问题
Currently playing with custom tranformers in my spark-shell using both spark 2.0.1 and 2.2.1.
While writing a custom ml transformer, in order to add it to a pipeline, I noticed that there is an issue with the override of the copy method.
The copy method is called by the fit method of the TrainValidationSplit in my case.
The error I get :
java.lang.NoSuchMethodException: Custom.<init>(java.lang.String)
at java.lang.Class.getConstructor0(Class.java:3082)
at java.lang.Class.getConstructor(Class.java:1825)
at org.apache.spark.ml.param.Params$class.defaultCopy(params.scala:718)
at org.apache.spark.ml.PipelineStage.defaultCopy(Pipeline.scala:42)
at Custom.copy(<console>:16)
... 48 elided
I then tried to directly call the copy method but I still get the same error.
Here is myclass and the call I perform :
import org.apache.spark.ml.Transformer
import org.apache.spark.sql.{Dataset, DataFrame}
import org.apache.spark.sql.types.{StructField, StructType, DataTypes}
import org.apache.spark.ml.param.{Param, ParamMap}
// Simple DF
val doubles = Seq((0, 5d, 100d), (1, 4d,500d), (2, 9d,700d)).toDF("id", "rating","views")

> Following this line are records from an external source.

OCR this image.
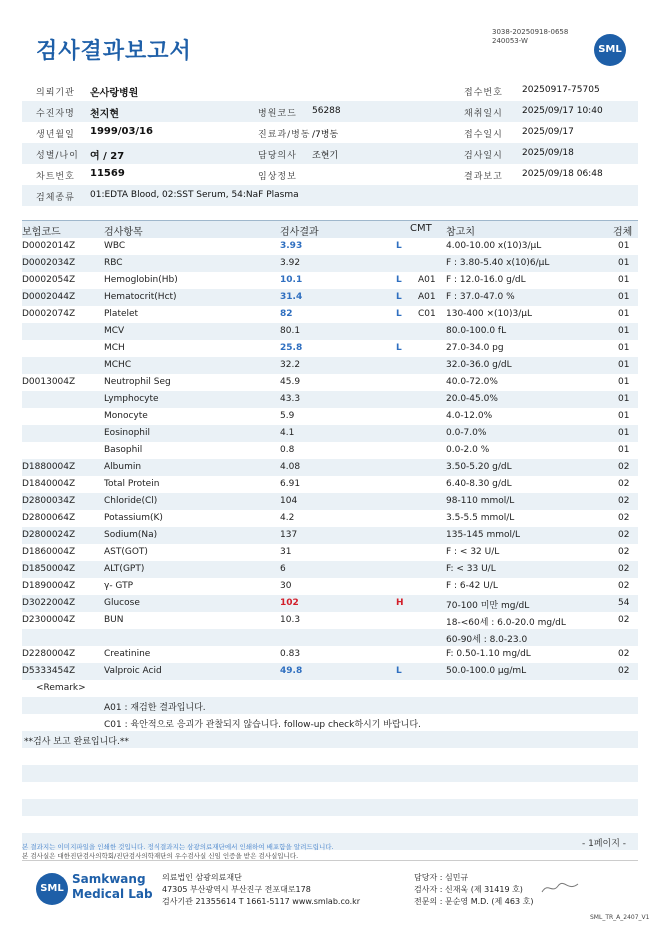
검사결과보고서
3038-20250918-0658
240053-W
SML
의뢰기관 온사랑병원	접수번호 20250917-75705
수진자명 천지현	병원코드 56288	채취일시 2025/09/17 10:40
생년월일 1999/03/16	진료과/병동 /7병동	접수일시 2025/09/17
성별/나이 여 / 27	담당의사 조현기	검사일시 2025/09/18
차트번호 11569	임상정보	결과보고 2025/09/18 06:48
검체종류 01:EDTA Blood, 02:SST Serum, 54:NaF Plasma
보험코드	검사항목	검사결과	CMT 참고치	검체
D0002014Z	WBC	3.93	L	4.00-10.00 x(10)3/μL	01
D0002034Z	RBC	3.92	F : 3.80-5.40 x(10)6/μL	01
D0002054Z	Hemoglobin(Hb)	10.1	L A01 F : 12.0-16.0 g/dL	01
D0002044Z	Hematocrit(Hct)	31.4	L A01 F : 37.0-47.0 %	01
D0002074Z	Platelet	82	L C01 130-400 ×(10)3/μL	01
MCV	80.1	80.0-100.0 fL	01
MCH	25.8	L	27.0-34.0 pg	01
MCHC	32.2	32.0-36.0 g/dL	01
D0013004Z	Neutrophil Seg	45.9	40.0-72.0%	01
Lymphocyte	43.3	20.0-45.0%	01
Monocyte	5.9	4.0-12.0%	01
Eosinophil	4.1	0.0-7.0%	01
Basophil	0.8	0.0-2.0 %	01
D1880004Z	Albumin	4.08	3.50-5.20 g/dL	02
D1840004Z	Total Protein	6.91	6.40-8.30 g/dL	02
D2800034Z	Chloride(Cl)	104	98-110 mmol/L	02
D2800064Z	Potassium(K)	4.2	3.5-5.5 mmol/L	02
D2800024Z	Sodium(Na)	137	135-145 mmol/L	02
D1860004Z	AST(GOT)	31	F : < 32 U/L	02
D1850004Z	ALT(GPT)	6	F: < 33 U/L	02
D1890004Z	γ- GTP	30	F : 6-42 U/L	02
D3022004Z	Glucose	102	H	70-100 미만 mg/dL	54
D2300004Z	BUN	10.3	18-<60세 : 6.0-20.0 mg/dL	02
60-90세 : 8.0-23.0
D2280004Z	Creatinine	0.83	F: 0.50-1.10 mg/dL	02
D5333454Z	Valproic Acid	49.8	L	50.0-100.0 μg/mL	02
<Remark>
A01 : 재검한 결과입니다.
C01 : 육안적으로 응괴가 관찰되지 않습니다. follow-up check하시기 바랍니다.
**검사 보고 완료입니다.**
- 1페이지 -
본 결과지는 이미지파일을 인쇄한 것입니다. 정식결과지는 삼광의료재단에서 인쇄하여 배포함을 알려드립니다.
본 검사실은 대한진단검사의학회/진단검사의학재단의 우수검사실 신임 인증을 받은 검사실입니다.
SML
Samkwang
Medical Lab
의료법인 삼광의료재단
47305 부산광역시 부산진구 전포대로178
검사기관 21355614 T 1661-5117 www.smlab.co.kr
담당자 : 심민규
검사자 : 신재욱 (제 31419 호)
전문의 : 문순영 M.D. (제 463 호)
SML_TR_A_2407_V1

class Custom(override val uid: String) extends org.apache.spark.ml.Transformer {
def this() = this(org.apache.spark.ml.util.Identifiable.randomUID("custom"))
def copy(extra: org.apache.spark.ml.param.ParamMap): Custom = {
defaultCopy(extra)
}
override def transformSchema(schema: org.apache.spark.sql.types.StructType): org.apache.spark.sql.types.StructType = {
schema.add(org.apache.spark.sql.types.StructField("trending", org.apache.spark.sql.types.IntegerType, false))
}
def transform(df: org.apache.spark.sql.Dataset[_]): org.apache.spark.sql.DataFrame = {
df.withColumn("trending", (df.col("rating") > 4 && df.col("views") > 40))
}
}
val mycustom = new Custom("Custom")
// This call throws the exception.
mycustom.copy(new org.apache.spark.ml.param.ParamMap())
Does anyone know if this is a known issue ? I cant seem to find it anywhere.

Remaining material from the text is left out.